Ultimately, demonstration of the ability of a gene-of-interest to control a given trait is derived from experimental testing in a plant species of interest. The generation and analysis of plants that are transgenic for a gene of interest can be used for plant functional genomics, with several advantages. The gene can alternatively be either overexpressed (via transgenesis) or underexpressed (“knocked out”), thereby increasing the chances of observing a phenotype linking the gene to a pathway or response of interest.
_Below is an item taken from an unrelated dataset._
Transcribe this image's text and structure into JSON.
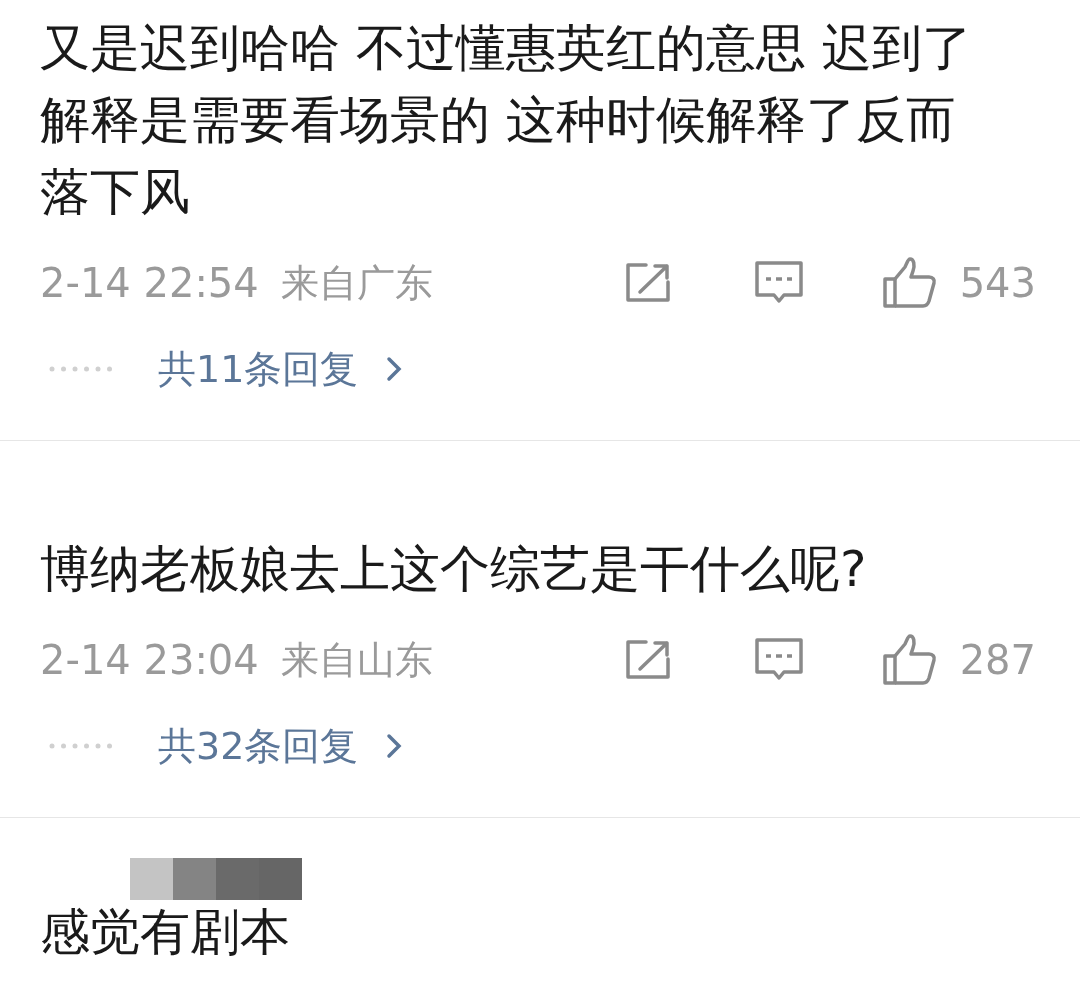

Two aspects of transgenic functional genomics help lend a high level of confidence to functional assignments derived from this approach. First, phenotypic observations are carried out in the context of the living plant. Second, the range of phenotypes observed can be checked and correlated with the observed expression levels of the introduced transgene. Transgenic functional genomics is especially valuable in improved cultivar development. Only genes that function in a pathway or response of interest and that in addition are able to confer a desired trait-based phenotype are promoted as candidate genes for crop improvement efforts. In some cases, transgenic lines developed for functional genomics studies can be directly utilized in the initial stages of product development.
Another approach towards plant functional genomics involves first identifying plant lines with mutations in specific genes of interest, followed by phenotypic evaluation of the consequences of such gene knockouts on the trait under study. Such an approach reveals genes essential for the expression of specific traits.
Genes identified through functional genomics can be directly employed in efforts towards germplasm improvement by transgenic approaches as disclosed above, or used to develop markers for identification and tracking of alleles-of-interest in mapping and breeding populations. Knowledge of such genes can also enable the construction by any of a number of molecular methods of superior alleles that are non-existent in nature.
Therefore, the identification of genes that can be used for crop and germplasm improvement is needed. This and other needs in the art are addressed by the present disclosure.